AMD Temash gives glimpse of gaming future in Acer Aspire V5 sub-notebook

21 May 2013
Acer Aspire V5-122P header

AMD’s Temash is part of the firm’s renewed foray into low-power APUs and brings us the first glimpse of Jaguar, the company’s next-generation architecture. Jaguar is an evolution of AMD’s previous Bobcat design and finds a home in two families – Temash and Kabini.

Jaguar is also at the heart of the PlayStation 4, and so the performance of this Jaguar-based sub-notebook gives a tantalising taste of the real-world performance of the architecture.

The version of Temash that appears in the Aspire V5 is the A6-1450. It sports four cores running at 1GHz each, boosting up to 1.4GHz and includes AMD’s Radeon HD8280G. Its about 50% faster than AMD’s E-450 and, in some cases, is on par or faster than the AMD A6-4455M, which is a much higher-clocked Trinity chip with two cores at 2.1GHz boosting up to 2.6GHz and Radeon HD7500G graphics.

The new Aspire V5-122P features a 11.6-inch LED-backlit IPS screen with a resolution of 1366 x 768 pixels. It has a backlit keyboard, comes with a 500GB hard drive, and options for attaching a secondary battery, as well as a break-out connector (sold separately) that gives you VGA, LAN, and other ports not already included on the notebook.

In the few reviews online, the reviewers agree that the V5 is a good notebook and in some performance benchmarks it can walk all over the Ivy Bridge i3 and i5 chips, especially where encryption performance is concerned. Notebookcheck’s review showed it coming very close to the Core i3-3217U with HD4000 graphics and dominating Intel’s current Atom CPU family.

However, in games it doesn’t seem to get up to the same level as an Intel Core processor with HD4000 graphics and I think there’s a very good reason for that. The A6-1450 is the very lowest of the Temash lineup and its not meant to be the ultimate low-end gaming solution. However, it is much faster in the types of games it is suited to play, which is all the games on the Windows store that the Atom can’t hope to run. In that respect, its a very good showing indeed.

Given the benchmark scores in Notebookcheck’s review there are two things clear to me – one, bumping up the clock speed to 2.0GHz on all cores will bring this $44 processor in line with the performance of a low-voltage, Ultrabook-bound Core i5 Ivy Bridge processor. That’s easily within reach here.

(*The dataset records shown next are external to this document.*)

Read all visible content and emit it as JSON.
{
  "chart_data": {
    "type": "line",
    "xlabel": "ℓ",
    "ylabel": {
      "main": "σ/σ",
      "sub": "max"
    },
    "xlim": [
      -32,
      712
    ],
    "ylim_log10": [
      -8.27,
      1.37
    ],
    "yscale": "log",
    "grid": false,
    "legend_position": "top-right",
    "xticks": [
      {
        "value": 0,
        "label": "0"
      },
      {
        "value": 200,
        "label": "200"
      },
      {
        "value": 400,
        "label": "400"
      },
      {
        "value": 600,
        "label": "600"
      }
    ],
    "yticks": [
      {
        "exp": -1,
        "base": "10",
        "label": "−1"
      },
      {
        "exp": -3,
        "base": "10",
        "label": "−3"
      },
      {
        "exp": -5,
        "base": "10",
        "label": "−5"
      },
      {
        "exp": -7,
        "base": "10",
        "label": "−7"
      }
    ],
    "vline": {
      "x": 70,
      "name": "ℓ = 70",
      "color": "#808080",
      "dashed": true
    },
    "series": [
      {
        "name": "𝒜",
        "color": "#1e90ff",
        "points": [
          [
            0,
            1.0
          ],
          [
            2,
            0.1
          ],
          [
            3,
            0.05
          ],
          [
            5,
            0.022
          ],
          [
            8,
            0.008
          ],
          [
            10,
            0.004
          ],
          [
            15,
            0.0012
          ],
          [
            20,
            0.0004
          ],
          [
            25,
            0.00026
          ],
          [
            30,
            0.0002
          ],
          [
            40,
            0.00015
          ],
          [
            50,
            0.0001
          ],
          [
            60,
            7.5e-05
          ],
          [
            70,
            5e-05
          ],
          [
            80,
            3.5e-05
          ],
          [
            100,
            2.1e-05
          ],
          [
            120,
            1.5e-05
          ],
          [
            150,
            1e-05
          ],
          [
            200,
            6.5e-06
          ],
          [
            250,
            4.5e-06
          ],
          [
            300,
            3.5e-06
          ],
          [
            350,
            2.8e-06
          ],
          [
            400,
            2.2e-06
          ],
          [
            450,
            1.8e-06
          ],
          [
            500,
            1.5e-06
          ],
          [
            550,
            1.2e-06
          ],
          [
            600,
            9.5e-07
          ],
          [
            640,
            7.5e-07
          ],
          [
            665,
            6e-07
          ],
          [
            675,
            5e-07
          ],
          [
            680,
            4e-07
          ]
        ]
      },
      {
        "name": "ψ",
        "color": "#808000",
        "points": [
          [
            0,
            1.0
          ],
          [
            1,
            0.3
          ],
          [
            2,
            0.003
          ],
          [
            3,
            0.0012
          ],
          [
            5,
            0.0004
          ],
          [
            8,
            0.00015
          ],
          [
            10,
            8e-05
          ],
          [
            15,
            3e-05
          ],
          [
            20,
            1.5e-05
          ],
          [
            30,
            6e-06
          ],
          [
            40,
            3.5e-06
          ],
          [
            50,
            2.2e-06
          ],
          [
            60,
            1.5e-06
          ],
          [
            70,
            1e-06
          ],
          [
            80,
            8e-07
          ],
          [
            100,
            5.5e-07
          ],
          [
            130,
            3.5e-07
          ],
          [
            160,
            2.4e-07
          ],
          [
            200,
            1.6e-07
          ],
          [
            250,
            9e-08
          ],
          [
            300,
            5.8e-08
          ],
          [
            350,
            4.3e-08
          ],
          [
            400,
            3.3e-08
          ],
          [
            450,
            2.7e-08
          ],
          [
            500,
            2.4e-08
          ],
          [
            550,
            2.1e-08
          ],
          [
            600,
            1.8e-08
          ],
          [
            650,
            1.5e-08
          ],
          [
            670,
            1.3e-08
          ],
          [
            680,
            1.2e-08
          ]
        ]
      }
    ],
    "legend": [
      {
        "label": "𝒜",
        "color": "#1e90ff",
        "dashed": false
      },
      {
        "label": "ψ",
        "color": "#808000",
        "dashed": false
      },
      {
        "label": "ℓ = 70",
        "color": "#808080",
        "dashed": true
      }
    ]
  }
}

Two, if this is what four Jaguar cores at 1GHz can do…what kind of performance will the other upcoming variants offer? That’s something we’ll only be able to answer once Computex gets underway. Remember, the PS4 runs on eight high-clocked Jaguar cores and the world is slowly changing to prioritising multi-threaded performance. That’s AMD’s home turf and that’s where their chips best excel.